I try to tell them that spanning tree is like smoke detectors - yes, they can be annoying and sometimes need maintenance, but don't just turn them off.
I have seen big meltdowns when someone turned off STP. Once it was not even in the Ethernet switches (since they were oversized and could cope with the increased traffic), but in the connected firewalls. Whoever it has stopped the air travel for a half a day in a whole country. So be careful!
The good practice is to keep the STP domain as small as possible. And remember: STP was designed originally for maximum 7 hops and few switches and some dozens of host devices in mind. It is definitely not designed for connecting big data centers into a single bridge domain.

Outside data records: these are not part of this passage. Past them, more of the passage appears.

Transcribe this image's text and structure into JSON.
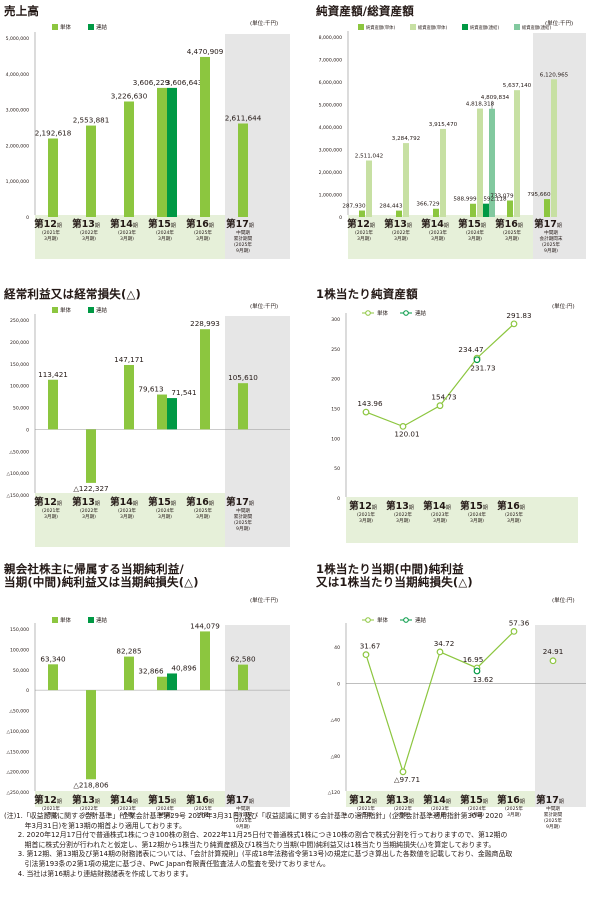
{
  "colors": {
    "single": "#8cc63f",
    "consol": "#009944",
    "light": "#c7e0a3",
    "teal": "#82c99f",
    "axisband": "#e6f0d9",
    "shade": "#e6e6e6",
    "line": "#8cc63f"
  },
  "legend": {
    "single": "単体",
    "consol": "連結",
    "net_single": "純資産額(単体)",
    "total_single": "総資産額(単体)",
    "net_consol": "純資産額(連結)",
    "total_consol": "総資産額(連結)"
  },
  "periods": [
    {
      "num": "第12",
      "ki": "期",
      "sub1": "(2021年",
      "sub2": "3月期)"
    },
    {
      "num": "第13",
      "ki": "期",
      "sub1": "(2022年",
      "sub2": "3月期)"
    },
    {
      "num": "第14",
      "ki": "期",
      "sub1": "(2023年",
      "sub2": "3月期)"
    },
    {
      "num": "第15",
      "ki": "期",
      "sub1": "(2024年",
      "sub2": "3月期)"
    },
    {
      "num": "第16",
      "ki": "期",
      "sub1": "(2025年",
      "sub2": "3月期)"
    }
  ],
  "p17": {
    "num": "第17",
    "ki": "期",
    "a": "中間期",
    "b": "累計期間",
    "c": "(2025年",
    "d": "9月期)",
    "b2": "会計期間末"
  },
  "charts": [
    {
      "id": "c1",
      "title": "売上高",
      "unit": "(単位:千円)",
      "type": "bar",
      "legend": [
        "single",
        "consol"
      ],
      "ticks": [
        "5,000,000",
        "4,000,000",
        "3,000,000",
        "2,000,000",
        "1,000,000",
        "0"
      ],
      "tick_values": [
        5000000,
        4000000,
        3000000,
        2000000,
        1000000,
        0
      ],
      "ylim": [
        0,
        5000000
      ],
      "series": [
        {
          "name": "単体",
          "values": [
            2192618,
            2553881,
            3226630,
            3606229,
            4470909,
            2611644
          ]
        },
        {
          "name": "連結",
          "values": [
            null,
            null,
            null,
            3606643,
            null,
            null
          ]
        }
      ],
      "labels": [
        [
          "2,192,618"
        ],
        [
          "2,553,881"
        ],
        [
          "3,226,630"
        ],
        [
          "3,606,229",
          "3,606,643"
        ],
        [
          "4,470,909"
        ],
        [
          "2,611,644"
        ]
      ]
    },
    {
      "id": "c2",
      "title": "純資産額/総資産額",
      "unit": "(単位:千円)",
      "type": "bar4",
      "legend": [
        "net_single",
        "total_single",
        "net_consol",
        "total_consol"
      ],
      "ticks": [
        "8,000,000",
        "7,000,000",
        "6,000,000",
        "5,000,000",
        "4,000,000",
        "3,000,000",
        "2,000,000",
        "1,000,000",
        "0"
      ],
      "tick_values": [
        8000000,
        7000000,
        6000000,
        5000000,
        4000000,
        3000000,
        2000000,
        1000000,
        0
      ],
      "ylim": [
        0,
        8000000
      ],
      "series": [
        {
          "name": "純資産額(単体)",
          "values": [
            287930,
            284443,
            366729,
            588999,
            733079,
            795660
          ]
        },
        {
          "name": "総資産額(単体)",
          "values": [
            2511042,
            3284792,
            3915470,
            4818318,
            5637140,
            6120965
          ]
        },
        {
          "name": "純資産額(連結)",
          "values": [
            null,
            null,
            null,
            592118,
            null,
            null
          ]
        },
        {
          "name": "総資産額(連結)",
          "values": [
            null,
            null,
            null,
            4809834,
            null,
            null
          ]
        }
      ],
      "labels": {
        "net": [
          "287,930",
          "284,443",
          "366,729",
          "588,999",
          "733,079",
          "795,660"
        ],
        "total": [
          "2,511,042",
          "3,284,792",
          "3,915,470",
          "4,818,318",
          "5,637,140",
          "6,120,965"
        ],
        "net_c": "592,118",
        "total_c": "4,809,834"
      }
    },
    {
      "id": "c3",
      "title": "経常利益又は経常損失(△)",
      "unit": "(単位:千円)",
      "type": "bar",
      "legend": [
        "single",
        "consol"
      ],
      "ticks": [
        "250,000",
        "200,000",
        "150,000",
        "100,000",
        "50,000",
        "0",
        "△50,000",
        "△100,000",
        "△150,000"
      ],
      "tick_values": [
        250000,
        200000,
        150000,
        100000,
        50000,
        0,
        -50000,
        -100000,
        -150000
      ],
      "ylim": [
        -150000,
        250000
      ],
      "series": [
        {
          "name": "単体",
          "values": [
            113421,
            -122327,
            147171,
            79613,
            228993,
            105610
          ]
        },
        {
          "name": "連結",
          "values": [
            null,
            null,
            null,
            71541,
            null,
            null
          ]
        }
      ],
      "labels": [
        [
          "113,421"
        ],
        [
          "△122,327"
        ],
        [
          "147,171"
        ],
        [
          "79,613",
          "71,541"
        ],
        [
          "228,993"
        ],
        [
          "105,610"
        ]
      ]
    },
    {
      "id": "c4",
      "title": "1株当たり純資産額",
      "unit": "(単位:円)",
      "type": "line",
      "legend": [
        "single",
        "consol"
      ],
      "ticks": [
        "300",
        "250",
        "200",
        "150",
        "100",
        "50",
        "0"
      ],
      "tick_values": [
        300,
        250,
        200,
        150,
        100,
        50,
        0
      ],
      "ylim": [
        0,
        300
      ],
      "series": [
        {
          "name": "単体",
          "values": [
            143.96,
            120.01,
            154.73,
            234.47,
            291.83
          ]
        },
        {
          "name": "連結",
          "values": [
            null,
            null,
            null,
            231.73,
            null
          ]
        }
      ],
      "labels": [
        "143.96",
        "120.01",
        "154.73",
        "234.47",
        "291.83"
      ],
      "label_c": "231.73"
    },
    {
      "id": "c5",
      "title": "親会社株主に帰属する当期純利益/\n当期(中間)純利益又は当期純損失(△)",
      "unit": "(単位:千円)",
      "type": "bar",
      "legend": [
        "single",
        "consol"
      ],
      "ticks": [
        "150,000",
        "100,000",
        "50,000",
        "0",
        "△50,000",
        "△100,000",
        "△150,000",
        "△200,000",
        "△250,000"
      ],
      "tick_values": [
        150000,
        100000,
        50000,
        0,
        -50000,
        -100000,
        -150000,
        -200000,
        -250000
      ],
      "ylim": [
        -250000,
        150000
      ],
      "series": [
        {
          "name": "単体",
          "values": [
            63340,
            -218806,
            82285,
            32866,
            144079,
            62580
          ]
        },
        {
          "name": "連結",
          "values": [
            null,
            null,
            null,
            40896,
            null,
            null
          ]
        }
      ],
      "labels": [
        [
          "63,340"
        ],
        [
          "△218,806"
        ],
        [
          "82,285"
        ],
        [
          "32,866",
          "40,896"
        ],
        [
          "144,079"
        ],
        [
          "62,580"
        ]
      ]
    },
    {
      "id": "c6",
      "title": "1株当たり当期(中間)純利益\n又は1株当たり当期純損失(△)",
      "unit": "(単位:円)",
      "type": "line",
      "legend": [
        "single",
        "consol"
      ],
      "ticks": [
        "40",
        "0",
        "△40",
        "△80",
        "△120"
      ],
      "tick_values": [
        40,
        0,
        -40,
        -80,
        -120
      ],
      "ylim": [
        -120,
        60
      ],
      "series": [
        {
          "name": "単体",
          "values": [
            31.67,
            -97.71,
            34.72,
            16.95,
            57.36,
            24.91
          ]
        },
        {
          "name": "連結",
          "values": [
            null,
            null,
            null,
            13.62,
            null,
            null
          ]
        }
      ],
      "labels": [
        "31.67",
        "△97.71",
        "34.72",
        "16.95",
        "57.36",
        "24.91"
      ],
      "label_c": "13.62"
    }
  ],
  "notes": [
    "(注)1.「収益認識に関する会計基準」(企業会計基準第29号 2020年3月31日) 及び「収益認識に関する会計基準の適用指針」(企業会計基準適用指針第30号 2020",
    "　　　年3月31日)を第13期の期首より適用しております。",
    "　　2. 2020年12月17日付で普通株式1株につき100株の割合、2022年11月25日付で普通株式1株につき10株の割合で株式分割を行っておりますので、第12期の",
    "　　　期首に株式分割が行われたと仮定し、第12期から1株当たり純資産額及び1株当たり当期(中間)純利益又は1株当たり当期純損失(△)を算定しております。",
    "　　3. 第12期、第13期及び第14期の財務諸表については、「会計計算規則」(平成18年法務省令第13号)の規定に基づき算出した各数値を記載しており、金融商品取",
    "　　　引法第193条の2第1項の規定に基づき、PwC Japan有限責任監査法人の監査を受けておりません。",
    "　　4. 当社は第16期より連結財務諸表を作成しております。"
  ]
}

Do not use something for a use case it was not design for and not fully tested and analyzed...
And do not forget, if you create large bridge domains you also created large error domains. Cut-through switching is a tool for distributing and amplifying errors...

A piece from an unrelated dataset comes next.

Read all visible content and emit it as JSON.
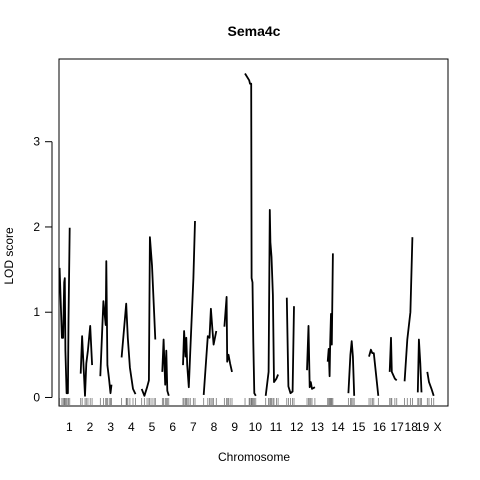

TRILL RBridges block spanning tree and provide a new level above bridging but below Layer 3 routing.
SPB bridges run at the bridging level. They continue to maintain a spanning tree (or multiple spanning trees) hooking together any attached bridging to produce one huge spanning tree. Frames are forwarded by spanning tree or by shortest path depending on VLAN.
And regarding load-balancing over parallel paths - TRILL uses standard L3 per-hop routing decisions including usual ECMP support, while 802.1aq computes multiple trees by XORing SYSIDs with different bitmasks which produces suboptimal results and doesn't consider per-hop specifics.
As I said, your understanding of the data planes is correct, but I disagree with the control plane summary. In most cases the fabric switches would run STP with the access layer for numerous reasons, and you could either integrate the fabric with STP or make the fabric switches root bridges in the access layer.
Also, while the ECMP argument is valid, I don't think there's any significant difference between the two mechanisms in leaf-and-spine fabrics.
Obviously, if you have real-life experience please share it.
Finally, I did cover both in the last session of the leaf-and-spine fabric designs webinar 2 days ago, so I'm a bit fluent on the differences ;)
Yes, in leaf&spine fabrics, SPB's weird load-balancing approach gives similar results - as long as all links are up. But try to disconnect one of the links... And the real fun starts with more complex / arbitrary topologies ;-)
"unidirectional links" cause STP problems? Well they do if you don't configure UDLD on your STP links. So that is a configuration problem. It isn't STP's fault.
STP has no concept of adjacencies, and treats lack of incoming BPDUs as a permission to use the link for forwarding, so I would say we're talking about a suboptimal protocol design.
UDLD is just a vendor-specific kludge solving a problem that shouldn't have existed in the first place.
Obviously you could claim that "if you haven't configured UDLD, it's your fault that STP brought down your network", but the root cause for the need to have two protocols configured when one should do is still STP.